We can also view Deep Ensembles as forming a posterior approximated as point masses at different modes, combined with simple Monte Carlo integration: with this posterior, the Bayesian predictive distribution is $p(y|x, \mathcal{D}) = \frac{1}{J} \sum_{j} p(y|x, w_j)$ where $w_j$ represent the different ensemble weights, which is exactly the standard deep ensemble procudure [1,3,8]
![](posterior.png)


**Figure 1.** 𝑝(𝑦|𝑥,𝐷)=∫𝑝(𝑦|𝑥,𝑤)𝑝(𝑤|𝐷)𝑑𝑤. **Top**: 𝑝(𝑤|𝐷), with representations from VI (orange) deep ensembles (blue), MultiSWAG (red). 

**Middle**: 𝑝(𝑦|𝑥,𝑤) as a function of 𝑤 for a test input 𝑥. This function does not vary much within modes, but changes significantly between modes. 

**Bottom**: Distance between the true predictive distribution and the approximation, as a function of representing a posterior at an additional point 𝑤, assuming we have sampled the mode in dark green. There is more to be gained by exploring new basins, than continuing to explore the same basin.

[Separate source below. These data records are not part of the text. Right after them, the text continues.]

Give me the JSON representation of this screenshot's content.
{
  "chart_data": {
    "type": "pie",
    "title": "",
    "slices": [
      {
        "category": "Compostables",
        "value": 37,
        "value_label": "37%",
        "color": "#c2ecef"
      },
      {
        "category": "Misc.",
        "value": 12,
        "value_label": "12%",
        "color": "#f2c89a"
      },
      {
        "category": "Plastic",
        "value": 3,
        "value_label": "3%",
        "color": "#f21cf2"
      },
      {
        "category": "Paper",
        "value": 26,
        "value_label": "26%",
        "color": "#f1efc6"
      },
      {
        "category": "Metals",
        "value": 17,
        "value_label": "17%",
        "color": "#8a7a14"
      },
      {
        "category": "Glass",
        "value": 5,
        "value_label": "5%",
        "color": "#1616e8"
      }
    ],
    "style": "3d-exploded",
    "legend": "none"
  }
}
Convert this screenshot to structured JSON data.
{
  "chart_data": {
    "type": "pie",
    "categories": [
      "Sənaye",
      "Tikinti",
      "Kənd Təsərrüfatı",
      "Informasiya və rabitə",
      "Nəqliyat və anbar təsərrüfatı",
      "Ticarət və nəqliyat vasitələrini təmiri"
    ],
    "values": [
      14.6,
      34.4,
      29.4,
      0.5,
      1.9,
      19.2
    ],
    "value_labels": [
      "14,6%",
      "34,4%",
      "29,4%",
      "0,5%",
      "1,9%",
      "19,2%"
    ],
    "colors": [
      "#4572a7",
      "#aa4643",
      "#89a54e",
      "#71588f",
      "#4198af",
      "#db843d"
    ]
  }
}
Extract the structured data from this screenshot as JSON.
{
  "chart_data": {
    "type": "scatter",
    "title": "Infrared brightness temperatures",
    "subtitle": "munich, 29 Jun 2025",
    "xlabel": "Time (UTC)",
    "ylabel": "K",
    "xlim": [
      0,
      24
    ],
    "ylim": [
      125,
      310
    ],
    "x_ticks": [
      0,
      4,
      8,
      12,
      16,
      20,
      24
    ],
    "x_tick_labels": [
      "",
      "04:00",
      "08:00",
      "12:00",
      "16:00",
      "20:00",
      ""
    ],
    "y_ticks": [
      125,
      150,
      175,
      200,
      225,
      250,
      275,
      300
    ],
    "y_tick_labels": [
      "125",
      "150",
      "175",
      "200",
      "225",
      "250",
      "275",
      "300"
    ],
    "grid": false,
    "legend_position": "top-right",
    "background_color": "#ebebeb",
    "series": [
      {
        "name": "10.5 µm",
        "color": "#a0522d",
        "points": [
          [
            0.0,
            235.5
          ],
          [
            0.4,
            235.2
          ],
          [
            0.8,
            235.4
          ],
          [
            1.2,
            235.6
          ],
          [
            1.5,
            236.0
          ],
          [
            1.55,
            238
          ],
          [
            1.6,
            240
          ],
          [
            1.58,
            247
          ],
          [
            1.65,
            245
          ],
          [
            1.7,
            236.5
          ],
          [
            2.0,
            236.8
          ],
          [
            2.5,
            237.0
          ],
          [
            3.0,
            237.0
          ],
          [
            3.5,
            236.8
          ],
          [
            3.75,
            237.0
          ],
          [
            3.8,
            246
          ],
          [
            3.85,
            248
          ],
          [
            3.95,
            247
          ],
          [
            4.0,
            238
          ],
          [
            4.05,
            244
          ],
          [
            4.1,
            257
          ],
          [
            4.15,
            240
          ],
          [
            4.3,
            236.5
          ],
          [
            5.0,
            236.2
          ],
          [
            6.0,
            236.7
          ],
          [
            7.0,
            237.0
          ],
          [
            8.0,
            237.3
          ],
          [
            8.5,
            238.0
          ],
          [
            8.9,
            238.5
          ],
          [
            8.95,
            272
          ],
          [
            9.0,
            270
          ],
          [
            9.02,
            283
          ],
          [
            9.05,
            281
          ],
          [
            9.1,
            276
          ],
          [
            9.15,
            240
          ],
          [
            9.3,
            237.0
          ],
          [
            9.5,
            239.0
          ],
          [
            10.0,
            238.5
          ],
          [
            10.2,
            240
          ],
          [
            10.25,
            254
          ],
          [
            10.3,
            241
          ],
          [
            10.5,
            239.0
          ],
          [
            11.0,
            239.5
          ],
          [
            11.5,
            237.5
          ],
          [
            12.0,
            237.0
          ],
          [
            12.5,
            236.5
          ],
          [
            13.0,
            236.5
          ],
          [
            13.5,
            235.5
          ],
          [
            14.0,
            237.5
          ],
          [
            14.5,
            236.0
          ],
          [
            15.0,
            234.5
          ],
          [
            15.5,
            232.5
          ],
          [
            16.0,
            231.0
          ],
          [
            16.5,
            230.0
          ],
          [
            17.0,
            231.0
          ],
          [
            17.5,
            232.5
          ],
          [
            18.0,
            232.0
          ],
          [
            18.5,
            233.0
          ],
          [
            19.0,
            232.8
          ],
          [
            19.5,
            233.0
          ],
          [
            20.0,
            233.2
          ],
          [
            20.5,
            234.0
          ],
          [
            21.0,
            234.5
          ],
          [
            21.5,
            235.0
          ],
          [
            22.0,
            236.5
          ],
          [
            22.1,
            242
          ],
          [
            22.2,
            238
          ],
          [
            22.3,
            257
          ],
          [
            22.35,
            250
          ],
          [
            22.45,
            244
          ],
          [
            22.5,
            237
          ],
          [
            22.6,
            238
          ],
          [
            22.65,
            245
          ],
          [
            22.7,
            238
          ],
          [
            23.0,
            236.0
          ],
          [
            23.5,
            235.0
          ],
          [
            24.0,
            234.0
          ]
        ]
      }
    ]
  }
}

This idea is shown above in Figure 1 from [1]. The top panel is a multimodal posterior. The middle panel displays the predictive distribution $p(y|x, w)$ conditioned on paramaters w. Within a single basin, the predictive distribution does not change much, but between basins they are quite different. Therefor we would prefer to select different basins of attraction to provide a good approximation to the Bayesian Model Average integral.


In [1]:
from typing import *
import torch
import torch.nn as nn
from torch.utils.data import Dataset, DataLoader

import push.bayes.ensemble

# =============================================================================
# Simple Dataset + Neural Network
# =============================================================================

class RandDataset(Dataset):
    def __init__(self, D):
        self.xs = torch.randn(128*10, D)
        self.ys = torch.randn(128*10, 1)

    def __len__(self):
        return len(self.xs)

    def __getitem__(self, idx):
        return self.xs[idx], self.ys[idx]


class MiniNN(nn.Module):
    def __init__(self, D):
        super(MiniNN, self).__init__()
        self.fc1 = nn.Linear(D, D)
        self.fc2 = nn.Linear(D, D)

    def forward(self, x):
        x = self.fc1(x)
        x = torch.nn.ReLU()(x)
        x = self.fc2(x)
        return x
    

class BiggerNN(nn.Module):
    def __init__(self, n, D):
        super(BiggerNN, self).__init__()
        self.minis = []
        self.n = n
        for i in range(0, n):
            self.minis += [MiniNN(D)]
            self.add_module("mini_layer"+str(i), self.minis[-1])
        self.fc = nn.Linear(D, 1)
            
    def forward(self, x):
        for i in range(0, self.n):
            x = self.minis[i](x)
        return self.fc(x)






In [2]:


# L = 10
# D = 20
# dataset = RandDataset(D)
# dataloader = DataLoader(dataset, batch_size=128, shuffle=True)

# epochs = 10
# num_ensembles = 3
# push.bayes.ensemble.train_deep_ensemble(
#     dataloader,
#     torch.nn.MSELoss(),
#     epochs,
#     BiggerNN, L, D,
#     num_ensembles=num_ensembles
# )

References:
https://cims.nyu.edu/~andrewgw/deepensembles/

[1] A.G. Wilson, P. Izmailov. Bayesian Deep Learning and a Probabilistic Perspective of Generalization. Advances in Neural Information Processing Systems, 2020.

[2] P. Izmailov, S. Vikram, M.D. Hoffman, A.G. Wilson. What Are Bayesian Neural Network Posteriors Really Like? International Conference on Machine Learning, 2021.

[3] A.G. Wilson. The Case for Bayesian Deep Learning. 2019.

[4] A.G. Wilson. Thread on Deep Ensembles as Approximate Bayesian Inference. 2020.

[5] A.G. Wilson. Examining Critiques in Bayesian Deep Learning. Video. April 2021.

[6] C.E. Rasmussen and Z. Ghahramani. Bayesian Monte Carlo. Advances in Neural Information Processing Systems, 2003.

[7] M. Osborne. Bayesian Gaussian processes for sequential prediction, optimisation and quadrature, PhD Thesis, 2010.

[8] F. Gustafsson, M. Danelljan, T. Schon. Evaluating Scalable Bayesian Deep Learning Methods for Robust Computer Vision. CVPR Workshop, 2020.

[9] P. Izmailov, P. Nicholson, S. Lotfi, A. G. Wilson. Dangers of Bayesian Model Averaging under Covariate Shift. Neural Information Processing Systems, 2021.